La parole est à Mme Sophie Taillé-Polian.
Mme Sophie Taillé-Polian. La loi NOTRe a institué, lors de la création de la métropole du Grand Paris, la MGP, une neutralité financière entre les villes, les établissements publics territoriaux – ou EPT – et ladite métropole.
À cette fin, dans le cadre de la relation entre les EPT et la MGP, une dotation d’équilibre a été créée. Sur l’ensemble de la métropole, le montant des dotations d’équilibre atteint 924,6 millions d’euros.

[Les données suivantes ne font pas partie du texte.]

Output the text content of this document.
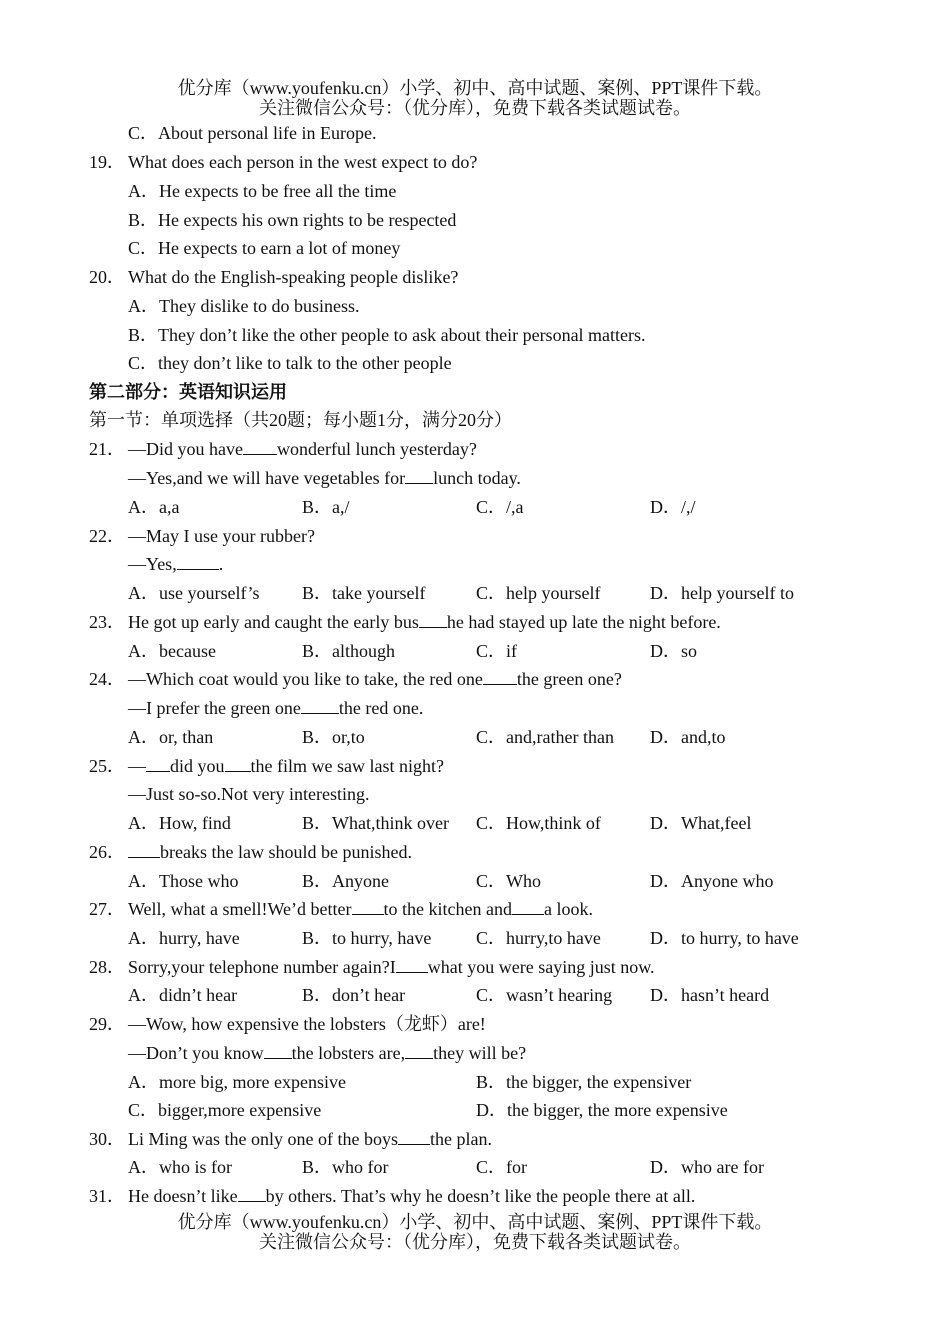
优分库（www.youfenku.cn）小学、初中、高中试题、案例、PPT课件下载。
关注微信公众号：（优分库），免费下载各类试题试卷。
C．About personal life in Europe.
19． What does each person in the west expect to do?
A．He expects to be free all the time
B．He expects his own rights to be respected
C．He expects to earn a lot of money
20． What do the English-speaking people dislike?
A．They dislike to do business.
B．They don’t like the other people to ask about their personal matters.
C．they don’t like to talk to the other people
第二部分：英语知识运用
第一节：单项选择（共20题；每小题1分，满分20分）
21． —Did you have wonderful lunch yesterday?
—Yes,and we will have vegetables for lunch today.
A．a,a	B．a,/	C．/,a	D．/,/
22． —May I use your rubber?
—Yes, .
A．use yourself’s B．take yourself	C．help yourself	D．help yourself to
23． He got up early and caught the early bus he had stayed up late the night before.
A．because	B．although	C．if	D．so
24． —Which coat would you like to take, the red one the green one?
—I prefer the green one the red one.
A．or, than	B．or,to	C．and,rather than D．and,to
25． — did you the film we saw last night?
—Just so-so.Not very interesting.
A．How, find	B．What,think over C．How,think of	D．What,feel
26．	breaks the law should be punished.
A．Those who	B．Anyone	C．Who	D．Anyone who
27． Well, what a smell!We’d better to the kitchen and a look.
A．hurry, have	B．to hurry, have C．hurry,to have	D．to hurry, to have
28． Sorry,your telephone number again?I what you were saying just now.
A．didn’t hear	B．don’t hear	C．wasn’t hearing D．hasn’t heard
29． —Wow, how expensive the lobsters（龙虾）are!
—Don’t you know the lobsters are, they will be?
A．more big, more expensive	B．the bigger, the expensiver
C．bigger,more expensive	D．the bigger, the more expensive
30． Li Ming was the only one of the boys the plan.
A．who is for	B．who for	C．for	D．who are for
31． He doesn’t like by others. That’s why he doesn’t like the people there at all.
优分库（www.youfenku.cn）小学、初中、高中试题、案例、PPT课件下载。
关注微信公众号：（优分库），免费下载各类试题试卷。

Je ne vais pas rentrer dans le détail du calcul de cette dotation d’équilibre, détail présenté dans l’objet de cet amendement. J’indiquerai simplement qu’un des éléments de ce calcul est la dotation d’intercommunalité perçue par les anciens établissements publics de coopération intercommunale – dits EPCI – en 2015.
Dans son article 59, la loi NOTRe limite aussi dans le temps cette neutralité financière.
Notre amendement tend à supprimer cette limite afin d’assurer la continuité des ressources des EPT.
Il est bon de rappeler que l’équilibre financier de ces établissements doit être assuré par les villes membres, afin de garantir une continuité des services publics qui sont offerts.
Pour l’EPT 12, par exemple, qui regroupe vingt-quatre villes, trois anciens EPCI et 700 000 habitants, cela représente un montant de 14,8 millions d’euros par an. Il y a donc un risque de déséquilibrer le budget pour 2018, qui est en cours d’élaboration.
Tout le monde le sait, une réforme du périmètre de la métropole du Grand Paris est annoncée – on a parlé du mois de janvier. Un nouveau bouleversement institutionnel est donc attendu, qui pourrait toucher jusqu’aux frontières de la région d’Île-de-France.
Dans l’attente de ces annonces, il nous semble raisonnable de ne pas déstabiliser les équilibres existants. Il sera temps, dans le cadre de la réforme annoncée, de les revoir au regard du nouveau périmètre des différentes institutions.
M. le président. Quel est l’avis de la commission ?
M. Albéric de Montgolfier, rapporteur général de la commission des finances. Ce sujet, très complexe, donne toujours lieu à des discussions à l’infini. En 2015, la loi NOTRe a fixé les modalités de financement de la métropole du Grand Paris. Peut-on modifier l’équilibre trouvé alors au détour d’un amendement ? Cela n’a pas paru très raisonnable à la commission, qui est défavorable à cet amendement.
M. le président. Quel est l’avis du Gouvernement ?
M. le président. Je mets aux voix l’amendement n° II-674.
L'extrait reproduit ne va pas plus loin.